Aru, que se descorcha, amaina y vuelve a hervir en la misma escena, venció en el sprint de la agonía. Donde Dumoulin pereció, deshabitado, plegado, Aru se agigantó. Fue en La Morcuera. Se impulsó por encima del holandés con la pértiga del Astana, que anudó la gloria sobre el pescuezo de Aru y una soga sobre el gaznate de Dumoulin, desplomado en el penúltimo día. Aru reconoció que su equipo le concedió la Vuelta. Resulta complejo calibrar qué pesó tuvo el Astana, qué porcentaje del triunfo le pertenece, pero es indiscutible que la guardia pretoriana de Aru, con Mikel Landa como principal soporte, fue la clave de bóveda del laurel del sardo, que se construyó un triunfo memorable en la sierra madrileña.

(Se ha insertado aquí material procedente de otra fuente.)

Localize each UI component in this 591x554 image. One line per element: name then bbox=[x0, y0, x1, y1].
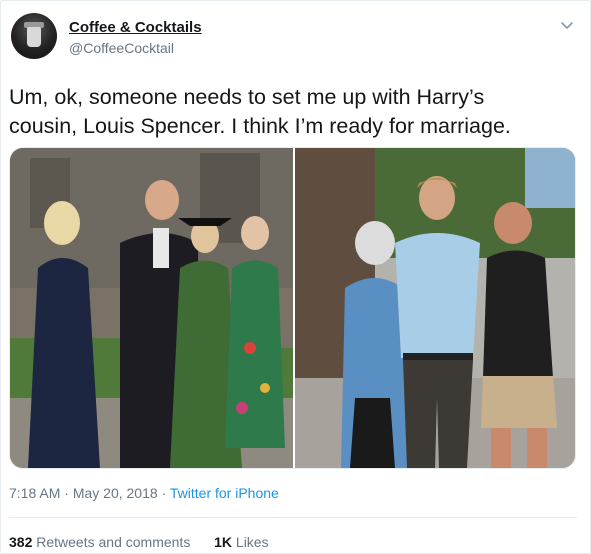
account-name[interactable]: Coffee & Cocktails bbox=[69, 19, 202, 36]
tweet-photo-wedding[interactable] bbox=[10, 148, 293, 468]
tweet-time[interactable]: 7:18 AM bbox=[9, 485, 60, 501]
tweet-media[interactable] bbox=[9, 147, 576, 469]
meta-separator: · bbox=[161, 485, 167, 501]
likes-count: 1K bbox=[214, 534, 233, 550]
likes-stat[interactable]: 1K Likes bbox=[214, 534, 268, 550]
tweet-text-line-1: Um, ok, someone needs to set me up with … bbox=[9, 85, 485, 109]
tweet-text-line-2: cousin, Louis Spencer. I think I’m ready… bbox=[9, 114, 511, 138]
retweets-label: Retweets and comments bbox=[36, 534, 191, 550]
account-handle[interactable]: @CoffeeCocktail bbox=[69, 40, 174, 56]
chevron-down-icon[interactable] bbox=[559, 17, 575, 33]
tweet-text: Um, ok, someone needs to set me up with … bbox=[9, 83, 584, 141]
tweet-card: Coffee & Cocktails @CoffeeCocktail Um, o… bbox=[0, 0, 591, 554]
divider bbox=[9, 517, 577, 518]
avatar[interactable] bbox=[11, 13, 57, 59]
likes-label: Likes bbox=[235, 534, 269, 550]
tweet-stats: 382 Retweets and comments 1K Likes bbox=[9, 534, 269, 550]
tweet-photo-street[interactable] bbox=[295, 148, 575, 468]
cocktail-glass-icon bbox=[27, 27, 41, 47]
retweets-count: 382 bbox=[9, 534, 33, 550]
tweet-date[interactable]: May 20, 2018 bbox=[73, 485, 158, 501]
tweet-source-link[interactable]: Twitter for iPhone bbox=[170, 485, 279, 501]
meta-separator: · bbox=[64, 485, 69, 501]
tweet-meta: 7:18 AM · May 20, 2018 · Twitter for iPh… bbox=[9, 485, 279, 501]
retweets-stat[interactable]: 382 Retweets and comments bbox=[9, 534, 194, 550]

En la montaña, su terreno, alejó a Dumoulin y se peleó con Purito, segundo en el podio, y Majka, finalmente tercero. A Dumoulin la carrera se le escurrió entre los dedos en las afueras de Madrid, donde el sardo dio el gran golpe o posiblemente, el golpe perfecto. Si bien fue en las cimas donde encontró el Vellocino de Oro, la definitiva túnica sagrada, el gran día de Aru, del que salió ileso, lo vivió en Burgos, en la contrarreloj. Esa jornada en la que Dumoulin voló, en la que Purito, que partía como líder, fue crucificado por la Mariposa de Maastricht y su portentoso swing, Fabio Aru sobrevivió. Aguantó con entereza la embestida del holandés, que salió con la capa roja de líder, pero con solo tres segundos de renta respecto al italiano, inasequible al desaliento. La carrera, emparejada al máximo, era un empate técnico, que sin embargo, alumbraba Dumoulin, que realizó un máster de escalada durante la Vuelta.
Inolvidable la morcuera Nadie esperaba el apagón del holandés en La Morcuera después de que arañara tres segundos más en Ávila en un ataque que sorprendió a Aru, a contrapié. En media docena de segundos se escenificó la Vuelta, una carrera con mejor desenlace que desarrollo. La narrativa de la ronda española ha girado entre las caídas, la polémica, finales cortos que eran un directo al mentón, pero que provocaban reparo y prudencia entre los corredores, y un puñado de etapas de tonos grises. Solo cuando la necesidad rompió ese guión, cuando el Astana apostó por un ataque sincronizado, desafiante y duro en el desagüe de la Vuelta, adquirió la carrera el tono épico, un día para la memoria por inesperado e histórico. Sucedió el sábado. Ese día Aru, el ciclista expresivo, teatral, un punto histriónico, quiso ser grande. Abrió la boca, tensó la mandíbula e hizo presa. Mordió la vuelta y no la soltó. Es suya. De Madrid, al cielo.